Mr Varadkar made the remarks in a speech to Fine Gael TDs, senators and election candidates at the party's think-in meeting in Galway.
He said the first priority is to ensure the Budget is broadly balanced with a view to moving into surplus next year to reduce the national debt.
"In this Budget or the next - should we get the chance - we will of course find some space to improve living standards.
"Pay restoration for public servants - like teachers, nurses and Gardaí - will continue, as agreed.
"And we will provide further for increases for pensioners, people with disabilities, carers, lone parents, among others," Mr Varadkar said.
"And having taken the lowest paid out of the income tax net altogether, we will ensure that middle-income earners will take home more of their hard-earned."
He said Ireland is a low tax country and "that's a good thing" but that when it comes to income tax "that is not entirely true".
His comments came as the country's budgetary watchdog said that if the Government wants to go beyond its plan for €800m in new spending, it would need new revenue-raising measures to fund that.
Seamus Coffey, chair of the Irish Fiscal Advisory Council, told the Irish Independent that Ireland should "probably be running a surplus already… given the strength of the economy and the tailwinds that have been behind the public finances for the last couple of years".
"It is important that we move to a surplus, we haven't done so yet, but we would hope that we would do so next year.
"Sticking to the €800m plan for the Budget should achieve that. But I think we need to be in a better position than hoping for a budget surplus, we should be planning for one."
Mr Varadkar said that a 'rainy day fund' will be established so the country is better prepared for future economic shocks.
And Mr Donohoe appeared to give a positive response to a suggestion from Central Bank Governor Philip Lane for a new SSIA system. The popular savings accounts saw the State provide a top-up of 25pc to money deposited by households during the 2000s.

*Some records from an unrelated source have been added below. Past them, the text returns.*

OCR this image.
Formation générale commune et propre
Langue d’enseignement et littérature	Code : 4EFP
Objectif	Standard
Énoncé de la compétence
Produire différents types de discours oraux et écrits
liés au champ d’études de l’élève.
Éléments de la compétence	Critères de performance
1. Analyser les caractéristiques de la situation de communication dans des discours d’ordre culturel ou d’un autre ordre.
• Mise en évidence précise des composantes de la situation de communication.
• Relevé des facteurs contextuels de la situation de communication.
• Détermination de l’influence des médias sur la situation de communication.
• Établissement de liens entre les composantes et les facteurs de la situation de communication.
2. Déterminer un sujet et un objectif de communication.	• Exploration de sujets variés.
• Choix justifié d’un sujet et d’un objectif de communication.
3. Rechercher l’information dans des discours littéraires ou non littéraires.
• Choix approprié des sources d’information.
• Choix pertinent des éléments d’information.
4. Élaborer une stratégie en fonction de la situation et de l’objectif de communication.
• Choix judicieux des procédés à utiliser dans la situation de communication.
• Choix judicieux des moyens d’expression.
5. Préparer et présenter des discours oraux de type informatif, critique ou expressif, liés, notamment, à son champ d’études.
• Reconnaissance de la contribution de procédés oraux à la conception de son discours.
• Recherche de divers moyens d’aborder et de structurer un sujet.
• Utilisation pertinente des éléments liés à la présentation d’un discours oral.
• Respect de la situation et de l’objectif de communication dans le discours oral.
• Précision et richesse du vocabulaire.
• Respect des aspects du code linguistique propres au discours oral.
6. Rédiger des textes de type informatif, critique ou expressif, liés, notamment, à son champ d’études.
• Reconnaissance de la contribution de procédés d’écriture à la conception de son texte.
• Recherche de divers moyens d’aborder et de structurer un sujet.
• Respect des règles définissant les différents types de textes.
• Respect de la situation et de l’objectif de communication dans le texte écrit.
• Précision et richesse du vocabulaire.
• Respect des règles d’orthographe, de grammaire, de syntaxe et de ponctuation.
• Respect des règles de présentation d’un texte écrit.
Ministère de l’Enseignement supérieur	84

The Finance Minister said: "I'll absolutely be considering the views of Governor Lane in relation to SSIAs.
"The kind of proposal that he has put there stretches beyond decisions that you can make on Budget Day. It's something that could happen after the Budget.
"One of the things that we would need to weigh up though is that if people are putting money into an account they would feel that they should have the ability to decide when they take the money back out of the account."